In a clever twist, it went on to add that also in the photo was a fish with big teeth.
The point was well-made. Whatever you think of ‘climate change’, it is hard to deny the evidence that we are destroying our environment to the point where shortly it will no longer be able to sustain us as a species.
People scorn the idea that we can change our climate … but the truth is that the bit of the atmosphere that matters – the troposphere 0 is 12 miles at its thickest (less than the drive to Durham) and only 4 miles at the poles. And in the last two centuries we have burned and pumped into it, in the form of fossil fuels, 400 million years-worth of carbon capture. Nature is more fragile than you think … and we are busily creating our own extinction level event.

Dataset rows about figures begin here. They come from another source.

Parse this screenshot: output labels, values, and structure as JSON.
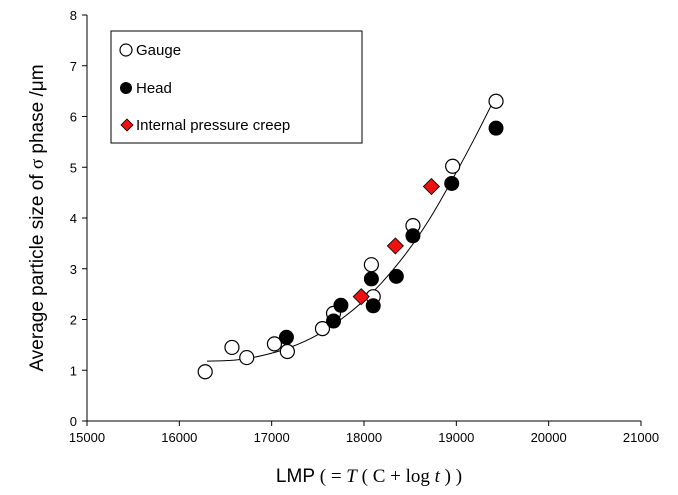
{
  "chart_data": {
    "type": "scatter",
    "xlabel": {
      "prefix": "LMP",
      "open": " ( = ",
      "T": "T",
      "mid1": " ( C + log ",
      "t": "t",
      "close": " ) )"
    },
    "ylabel": {
      "prefix": "Average particle size of ",
      "sigma": "σ",
      "suffix": " phase /μm"
    },
    "xlim": [
      15000,
      21000
    ],
    "ylim": [
      0,
      8
    ],
    "xticks": [
      "15000",
      "16000",
      "17000",
      "18000",
      "19000",
      "20000",
      "21000"
    ],
    "yticks": [
      "0",
      "1",
      "2",
      "3",
      "4",
      "5",
      "6",
      "7",
      "8"
    ],
    "grid": false,
    "legend_position": "top-left",
    "series": [
      {
        "name": "Gauge",
        "marker": "open-circle",
        "color": "#000000",
        "points": [
          [
            16280,
            0.97
          ],
          [
            16570,
            1.45
          ],
          [
            16730,
            1.25
          ],
          [
            17030,
            1.52
          ],
          [
            17170,
            1.37
          ],
          [
            17550,
            1.82
          ],
          [
            17670,
            2.12
          ],
          [
            18080,
            3.08
          ],
          [
            18100,
            2.45
          ],
          [
            18530,
            3.85
          ],
          [
            18960,
            5.02
          ],
          [
            19430,
            6.3
          ]
        ]
      },
      {
        "name": "Head",
        "marker": "filled-circle",
        "color": "#000000",
        "points": [
          [
            17160,
            1.65
          ],
          [
            17670,
            1.97
          ],
          [
            17750,
            2.28
          ],
          [
            18080,
            2.8
          ],
          [
            18100,
            2.27
          ],
          [
            18350,
            2.85
          ],
          [
            18530,
            3.65
          ],
          [
            18950,
            4.68
          ],
          [
            19430,
            5.77
          ]
        ]
      },
      {
        "name": "Internal pressure creep",
        "marker": "diamond",
        "color": "#ee1111",
        "points": [
          [
            17970,
            2.45
          ],
          [
            18340,
            3.45
          ],
          [
            18730,
            4.62
          ]
        ]
      }
    ],
    "trendline": {
      "type": "fit-curve",
      "points": [
        [
          16300,
          1.18
        ],
        [
          16600,
          1.2
        ],
        [
          16900,
          1.29
        ],
        [
          17200,
          1.45
        ],
        [
          17500,
          1.7
        ],
        [
          17800,
          2.07
        ],
        [
          18100,
          2.55
        ],
        [
          18400,
          3.17
        ],
        [
          18700,
          3.95
        ],
        [
          19000,
          4.9
        ],
        [
          19200,
          5.58
        ],
        [
          19400,
          6.3
        ]
      ]
    }
  }
}
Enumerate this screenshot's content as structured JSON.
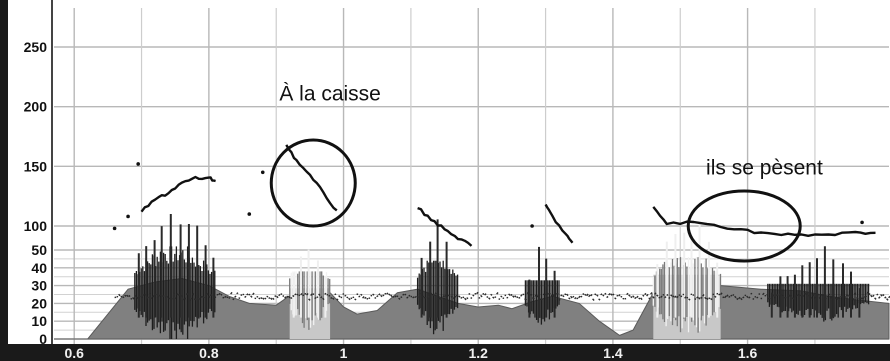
{
  "chart_data": {
    "type": "area",
    "title": "",
    "xlabel": "",
    "ylabel": "",
    "xlim": [
      0.57,
      1.81
    ],
    "x_ticks": [
      "0.6",
      "0.8",
      "1",
      "1.2",
      "1.4",
      "1.6"
    ],
    "y_ticks_upper": [
      "250",
      "200",
      "150",
      "100"
    ],
    "y_ticks_lower": [
      "50",
      "40",
      "30",
      "20",
      "10",
      "0"
    ],
    "upper_ylim": [
      50,
      270
    ],
    "lower_ylim": [
      0,
      55
    ],
    "grid": true,
    "colors": {
      "envelope": "#808080",
      "waveform": "#1e1e1e",
      "pitch": "#111111",
      "grid": "#b8b8b8",
      "axis_band": "#1a1a1a"
    },
    "intensity_envelope": {
      "x": [
        0.57,
        0.62,
        0.65,
        0.68,
        0.72,
        0.76,
        0.8,
        0.83,
        0.86,
        0.9,
        0.93,
        0.98,
        1.0,
        1.02,
        1.05,
        1.08,
        1.11,
        1.14,
        1.17,
        1.2,
        1.23,
        1.25,
        1.28,
        1.31,
        1.35,
        1.38,
        1.41,
        1.43,
        1.46,
        1.5,
        1.56,
        1.62,
        1.68,
        1.72,
        1.76,
        1.81
      ],
      "y": [
        0,
        0,
        14,
        28,
        32,
        34,
        30,
        24,
        20,
        19,
        27,
        26,
        18,
        14,
        16,
        26,
        28,
        24,
        20,
        18,
        19,
        17,
        21,
        24,
        20,
        10,
        2,
        5,
        26,
        29,
        30,
        28,
        27,
        24,
        22,
        20
      ]
    },
    "voiced_segments": [
      {
        "x_start": 0.69,
        "x_end": 0.81,
        "peak": 44
      },
      {
        "x_start": 0.92,
        "x_end": 0.98,
        "peak": 30
      },
      {
        "x_start": 1.11,
        "x_end": 1.17,
        "peak": 36
      },
      {
        "x_start": 1.27,
        "x_end": 1.32,
        "peak": 25
      },
      {
        "x_start": 1.46,
        "x_end": 1.56,
        "peak": 38
      },
      {
        "x_start": 1.63,
        "x_end": 1.78,
        "peak": 23
      }
    ],
    "pitch_contours": [
      {
        "x": [
          0.7,
          0.72,
          0.74,
          0.76,
          0.78,
          0.8,
          0.81
        ],
        "y": [
          112,
          122,
          128,
          136,
          140,
          140,
          138
        ]
      },
      {
        "x": [
          0.915,
          0.93,
          0.95,
          0.97,
          0.99
        ],
        "y": [
          168,
          155,
          142,
          128,
          112
        ]
      },
      {
        "x": [
          1.11,
          1.13,
          1.15,
          1.17,
          1.19
        ],
        "y": [
          115,
          106,
          97,
          90,
          83
        ]
      },
      {
        "x": [
          1.3,
          1.31,
          1.33,
          1.34
        ],
        "y": [
          118,
          108,
          93,
          85
        ]
      },
      {
        "x": [
          1.46,
          1.48,
          1.52,
          1.56,
          1.6,
          1.64,
          1.68,
          1.72,
          1.76,
          1.79
        ],
        "y": [
          116,
          102,
          103,
          100,
          96,
          93,
          92,
          93,
          94,
          95
        ]
      }
    ],
    "annotations": [
      {
        "text": "À la caisse",
        "x": 0.98,
        "y": 205
      },
      {
        "text": "ils se pèsent",
        "x": 1.625,
        "y": 143
      }
    ],
    "circles": [
      {
        "x": 0.955,
        "y": 136
      },
      {
        "x": 1.595,
        "y": 100
      }
    ]
  }
}
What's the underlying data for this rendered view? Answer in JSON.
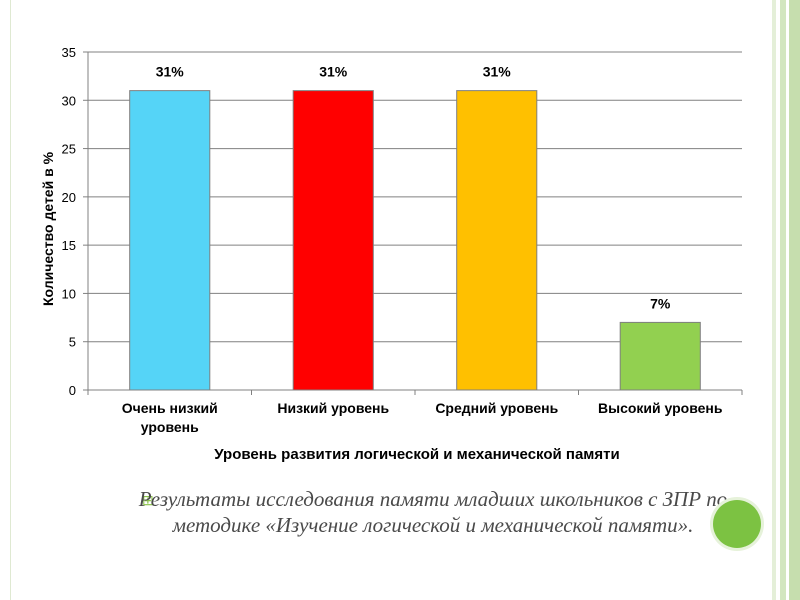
{
  "chart_data": {
    "type": "bar",
    "title": "",
    "categories": [
      [
        "Очень низкий",
        "уровень"
      ],
      [
        "Низкий уровень"
      ],
      [
        "Средний уровень"
      ],
      [
        "Высокий уровень"
      ]
    ],
    "values": [
      31,
      31,
      31,
      7
    ],
    "data_labels": [
      "31%",
      "31%",
      "31%",
      "7%"
    ],
    "colors": [
      "#55d4f7",
      "#ff0000",
      "#ffc000",
      "#92d050"
    ],
    "ylabel": "Количество детей в %",
    "xlabel": "Уровень развития логической и механической памяти",
    "ylim": [
      0,
      35
    ],
    "yticks": [
      0,
      5,
      10,
      15,
      20,
      25,
      30,
      35
    ],
    "grid": true
  },
  "caption": {
    "bullet": "⊞",
    "text": "Результаты исследования памяти младших школьников с ЗПР по методике «Изучение логической и механической памяти»."
  }
}
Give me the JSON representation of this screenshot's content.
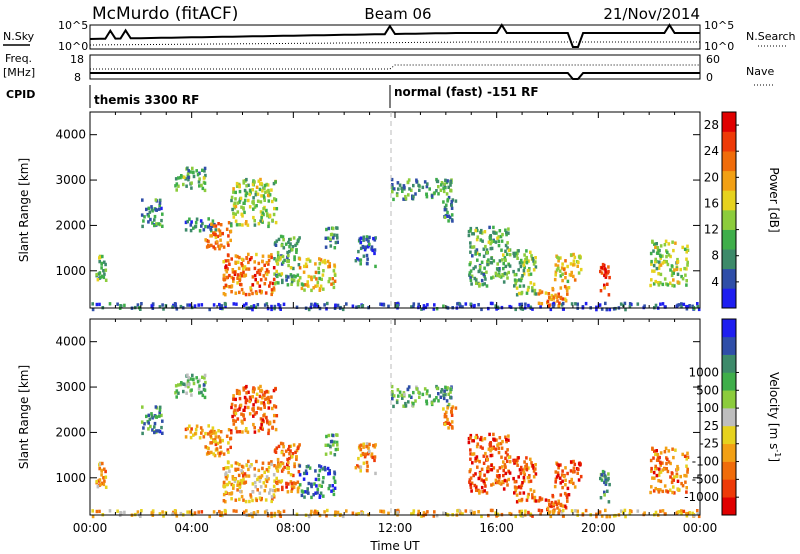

Are animals aware of their existence as a species? Are bees, polar bears and the 5,000 species on the critically endangered list worrying that before long they may be lost from the earth forever? Personally, I suspect not.
Only humankind, I would suggest, has the mental capacity to contemplate the horror of the wiping out of humanity from the earth … at its own hand.
And yet, still we blunder blindly onwards, with an international social and economic complex which is currently hurtling us towards our own, totally-avoidable, extinction.
We must not allow the ending of lockdown to become about getting back to where we were – ‘the old normal’. It must not resolve simply into restoring homelessness, foodbanks, discrimination, lack of opportunity, incomprehensible inequalities of wealth and health … and a return to the ravaging of our planet.
As we emerge from coronavirus, we must individually take steps to reduce our personal carbon footprint; we must encourage Durham County Council to stick to its Climate Action Plan; we must lobby our MPs to insist that the government continues to act on its promise to nudge our recovering national economy towards a greener, circular model; and we must set an example which challenges the world to follow suit.